National
In yet another turnaround, government to allow one to two repatriation flights a day
Cabinet decision comes days after a decision not to bring back any migrant workers citing lack of quarantine and less than two weeks after limiting the number of returnees to 500 a day.Tika R Pradhan
Resorting to further vacillation over the repatriation of the migrant workers awaiting to return home, the Cabinet on Thursday decided to allow one or two flights a day into the country.
The Cabinet meeting has decided to direct four ministers including Deputy Prime Minister Ishwor Pokhrel, Home Minister Ram Bahadur Thapa, Health Minister Bhanubhakta Dhakal and Finance Minister Yubaraj Khatiwada to make necessary decisions and arrangements of the international flights.
The government may come up with a concrete decision on Friday, according to a source familiar with the matter.
This is the fourth different decision the government has made over repatriation of workers over a period of two weeks.
First, the government had extended the repatriation flights up to August 30, allowing at least a dozen of flights daily.
Then it imposed a daily quota of bringing 500 migrant workers—300 of them on the recommendations by Nepali missions abroad and 200 under the Foreign Employment Welfare Fund repatriation programme which covers their airfare.
But on Monday, citing a sudden rise in coronavirus cases, the government decided to completely stop the repatriation flights.
The decision, however, faced criticism, and on Thursday, the fourth decision came, saying the government may allow one or two flights a day.
At least two ministers told the Post that the Cabinet decided to limit the daily rescue flight to one to two.
“With no proper arrangements to manage them after they return, the government has decided to limit the rescue flights,” Tourism Minister Yogesh Bhattarai told the Post. “Since the returnees have to stay at hotels in quarantine at their own expenses, we have decided to limit the flights.”
It was Bhattarai who had been given responsibility by the Covid Crisis Management Centre to arrange quarantine facilities for the Nepalis returning home.

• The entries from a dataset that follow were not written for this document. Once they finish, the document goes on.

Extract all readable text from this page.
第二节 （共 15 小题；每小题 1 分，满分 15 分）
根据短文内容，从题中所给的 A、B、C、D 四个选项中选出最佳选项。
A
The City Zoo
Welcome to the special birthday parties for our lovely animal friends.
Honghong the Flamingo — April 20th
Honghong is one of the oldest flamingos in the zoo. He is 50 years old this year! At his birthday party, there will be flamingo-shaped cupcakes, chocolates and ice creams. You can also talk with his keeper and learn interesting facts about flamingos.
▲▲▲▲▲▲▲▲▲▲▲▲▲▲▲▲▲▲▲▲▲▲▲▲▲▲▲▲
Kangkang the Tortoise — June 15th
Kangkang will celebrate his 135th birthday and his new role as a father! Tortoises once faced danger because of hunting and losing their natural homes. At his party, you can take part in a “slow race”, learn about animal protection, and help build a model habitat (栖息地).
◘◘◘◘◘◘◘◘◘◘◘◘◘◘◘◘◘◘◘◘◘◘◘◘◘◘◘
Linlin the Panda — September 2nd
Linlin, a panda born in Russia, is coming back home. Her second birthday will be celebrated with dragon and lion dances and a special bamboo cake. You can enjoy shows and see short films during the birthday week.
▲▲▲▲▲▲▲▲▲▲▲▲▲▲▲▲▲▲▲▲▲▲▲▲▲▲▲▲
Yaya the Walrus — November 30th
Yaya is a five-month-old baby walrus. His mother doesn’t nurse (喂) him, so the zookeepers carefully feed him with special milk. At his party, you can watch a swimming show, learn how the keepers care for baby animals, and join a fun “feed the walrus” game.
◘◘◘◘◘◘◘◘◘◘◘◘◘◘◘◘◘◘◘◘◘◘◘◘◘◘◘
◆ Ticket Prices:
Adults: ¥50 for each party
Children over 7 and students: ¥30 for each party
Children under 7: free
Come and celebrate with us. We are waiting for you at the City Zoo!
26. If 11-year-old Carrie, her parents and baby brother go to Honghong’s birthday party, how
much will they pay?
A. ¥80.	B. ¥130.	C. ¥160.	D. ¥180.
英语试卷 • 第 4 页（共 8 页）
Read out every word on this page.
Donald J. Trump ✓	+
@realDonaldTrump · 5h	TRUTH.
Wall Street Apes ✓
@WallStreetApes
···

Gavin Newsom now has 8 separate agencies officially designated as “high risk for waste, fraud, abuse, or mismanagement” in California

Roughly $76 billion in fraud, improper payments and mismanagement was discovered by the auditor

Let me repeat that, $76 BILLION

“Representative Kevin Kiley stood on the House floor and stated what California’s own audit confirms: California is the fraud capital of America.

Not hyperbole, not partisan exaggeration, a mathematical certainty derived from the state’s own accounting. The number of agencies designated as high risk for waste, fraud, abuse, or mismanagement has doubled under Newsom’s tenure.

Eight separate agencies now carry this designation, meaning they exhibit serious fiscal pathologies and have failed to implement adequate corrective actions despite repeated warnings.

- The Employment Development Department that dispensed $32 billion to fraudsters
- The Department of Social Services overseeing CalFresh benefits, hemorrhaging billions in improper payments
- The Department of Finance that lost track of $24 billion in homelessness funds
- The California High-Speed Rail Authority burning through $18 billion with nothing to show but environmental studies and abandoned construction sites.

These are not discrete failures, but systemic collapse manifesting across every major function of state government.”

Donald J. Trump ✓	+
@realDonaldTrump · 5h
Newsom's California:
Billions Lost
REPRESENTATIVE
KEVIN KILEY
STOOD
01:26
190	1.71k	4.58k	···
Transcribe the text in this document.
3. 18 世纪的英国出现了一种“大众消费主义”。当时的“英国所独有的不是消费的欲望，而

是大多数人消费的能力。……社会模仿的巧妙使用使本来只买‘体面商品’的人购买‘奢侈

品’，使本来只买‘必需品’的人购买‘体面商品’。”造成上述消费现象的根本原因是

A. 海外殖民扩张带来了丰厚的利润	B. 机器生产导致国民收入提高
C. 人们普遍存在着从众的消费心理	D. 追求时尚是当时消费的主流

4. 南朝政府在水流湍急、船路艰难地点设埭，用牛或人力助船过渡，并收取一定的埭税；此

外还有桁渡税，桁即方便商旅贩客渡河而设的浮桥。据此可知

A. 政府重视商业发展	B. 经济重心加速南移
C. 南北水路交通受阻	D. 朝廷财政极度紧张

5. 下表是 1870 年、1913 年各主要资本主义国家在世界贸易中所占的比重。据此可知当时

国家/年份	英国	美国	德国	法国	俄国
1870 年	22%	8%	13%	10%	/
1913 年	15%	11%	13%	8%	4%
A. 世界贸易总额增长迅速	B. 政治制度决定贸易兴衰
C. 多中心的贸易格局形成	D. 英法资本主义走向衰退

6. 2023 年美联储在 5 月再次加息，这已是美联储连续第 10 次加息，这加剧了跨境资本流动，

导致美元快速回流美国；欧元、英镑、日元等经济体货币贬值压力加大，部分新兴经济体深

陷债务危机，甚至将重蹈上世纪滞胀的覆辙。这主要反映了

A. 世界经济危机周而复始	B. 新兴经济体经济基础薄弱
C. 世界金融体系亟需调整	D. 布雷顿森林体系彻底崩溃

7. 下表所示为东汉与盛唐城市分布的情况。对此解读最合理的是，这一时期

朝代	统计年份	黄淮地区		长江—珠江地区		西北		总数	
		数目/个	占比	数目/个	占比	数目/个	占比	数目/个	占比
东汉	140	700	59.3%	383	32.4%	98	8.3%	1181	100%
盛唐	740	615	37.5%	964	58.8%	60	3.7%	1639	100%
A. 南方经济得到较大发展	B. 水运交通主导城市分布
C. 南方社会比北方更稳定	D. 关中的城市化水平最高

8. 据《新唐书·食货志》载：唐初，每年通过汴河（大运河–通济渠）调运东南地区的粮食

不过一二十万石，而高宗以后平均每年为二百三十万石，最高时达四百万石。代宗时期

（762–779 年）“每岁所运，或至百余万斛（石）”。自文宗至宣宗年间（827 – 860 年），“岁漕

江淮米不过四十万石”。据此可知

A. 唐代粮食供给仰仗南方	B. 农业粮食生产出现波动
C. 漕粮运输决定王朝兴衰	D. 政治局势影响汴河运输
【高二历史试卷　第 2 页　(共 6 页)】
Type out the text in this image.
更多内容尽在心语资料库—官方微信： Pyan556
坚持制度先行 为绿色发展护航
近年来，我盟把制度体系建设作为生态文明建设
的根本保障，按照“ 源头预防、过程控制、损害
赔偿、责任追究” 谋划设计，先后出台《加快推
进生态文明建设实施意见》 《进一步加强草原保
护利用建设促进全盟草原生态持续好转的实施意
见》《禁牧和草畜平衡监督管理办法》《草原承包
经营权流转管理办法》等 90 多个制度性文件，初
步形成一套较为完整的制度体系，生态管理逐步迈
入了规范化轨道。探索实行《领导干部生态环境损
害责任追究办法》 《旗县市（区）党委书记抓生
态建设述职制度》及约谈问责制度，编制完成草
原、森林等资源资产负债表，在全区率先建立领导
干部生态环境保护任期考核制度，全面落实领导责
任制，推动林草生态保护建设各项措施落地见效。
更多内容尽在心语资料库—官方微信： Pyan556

Accordingly, the government had published the names of around 65 hotels where quarantine facilities were set up.
The government had negotiated the rate that ranged from Rs2,000 to Rs8,000 per night, depending on the standard of the hotels.
According to hoteliers, only a few hotels were used as quarantine facilities and they were partially occupied by health workers.
Rameshwor Raya Yadav, minister for labour, employment and social security, said returnees having PCR reports not older than 72 hours would be sent home but others would be kept in quarantine for seven days and their PCR test would be conducted.
All those coming from abroad will be quarantined if they do not have results of PCR tests, another minister told the Post.
Earlier on Monday, the Covid Crisis Management Centre had announced that since coronavirus cases have increased in recent days and local levels have issued prohibitory orders, there has been no information on available hotels for quarantining the returnees.
“Hence, all flights should be suspended,” the Committee wrote to the Ministry of Tourism and Civil Aviation.
Migrant workers who had already reached the airport in the United Arab Emirates were disappointed and the Nepal Airlines flight that had gone to bring them had returned empty.
A wide body jet of Nepal Airlines can accommodate 274 passengers.
On August 10, the Cabinet decided to allow only 500 migrant workers to return home per day.
The decision had come under fire from labour migration experts and the National Human Rights Commission saying that at that rate, it would take months before the migrants returned home.
Government spokesperson Yubaraj Khatiwada told a recent press briefing that nearly 45,000 migrant workers have registered themselves with Nepali embassies and missions abroad to return home. With two flights a day, it would take months for them to return.
According to an estimate by the National Human Rights Commission, in addition to hundreds of thousands awaiting repatriation, visas of about 1,500 Nepali workers are expiring every day.
Earlier this week the United Arab Emirates announced that foreign workers in the country whose visas had expired before March would have to leave the country by November 17 or else face punishment and fines.
Thursday's Cabinet also decided to set up 10,000 isolation beds in Kathmandu Valley, screen people in areas with the high number of coronavirus cases and direct local authorities to impose prohibitory orders in districts with more than 200 cases.